大田花き 大田花きコーポレートサイトへ
 

« 国民生活にとって、農協と卸売市場は欠かせないという事実認識の上に立った改革が重要 | トップ | "今"に集中せよ »

2016年3月21日

今後の物日対応について

 12月と並んで切り花の需要期である3月、今年の市況は16日(水)から供給不足となり、過去5年で最も高い単価となった。何故そうなったのか、生産・消費、小売店の角度から分析し、今後の物日について考えたい。

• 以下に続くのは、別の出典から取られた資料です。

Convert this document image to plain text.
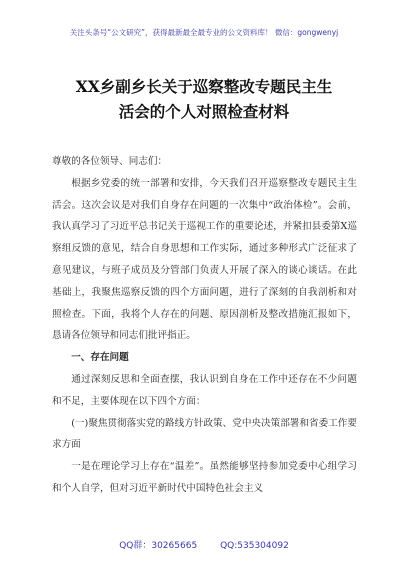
关注头条号“公文研究”，获得最新最全最专业的公文资料库！ 微信：gongwenyj
XX乡副乡长关于巡察整改专题民主生
活会的个人对照检查材料

尊敬的各位领导、同志们：

根据乡党委的统一部署和安排，今天我们召开巡察整改专题民主生活会。这次会议是对我们自身存在问题的一次集中“政治体检”。会前，我认真学习了习近平总书记关于巡视工作的重要论述，并紧扣县委第X巡察组反馈的意见，结合自身思想和工作实际，通过多种形式广泛征求了意见建议，与班子成员及分管部门负责人开展了深入的谈心谈话。在此基础上，我聚焦巡察反馈的四个方面问题，进行了深刻的自我剖析和对照检查。下面，我将个人存在的问题、原因剖析及整改措施汇报如下，恳请各位领导和同志们批评指正。

一、存在问题

通过深刻反思和全面查摆，我认识到自身在工作中还存在不少问题和不足，主要体现在以下四个方面：

(一)聚焦贯彻落实党的路线方针政策、党中央决策部署和省委工作要求方面

一是在理论学习上存在“温差”。虽然能够坚持参加党委中心组学习和个人自学，但对习近平新时代中国特色社会主义

QQ群：30265665	QQ:535304092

 2015年度(4月~3月)の物日の相場を振り返ると、前進開花で8月盆の菊相場は高騰した。ここ15年無かった高値である。周年産地は暑さで奇形花の発生があり、露地栽培は高齢化で生産が少なかった。安定した出荷が出来ず、例え大産地でも日頃の出荷比率に合わせて市場を絞り、出荷数量を決定した。こうして8月は高騰した訳だ。また、消費者においては、伝統回帰から、お墓参りの需要は想定したよりも減っておらず、団塊ジュニアまで含めて、今後とも微減が想定される。また、7月盆の地域でも、盆は8月だと思っている若い人たちが増え、終戦の日にご先祖様にお参りする習慣が出来ている。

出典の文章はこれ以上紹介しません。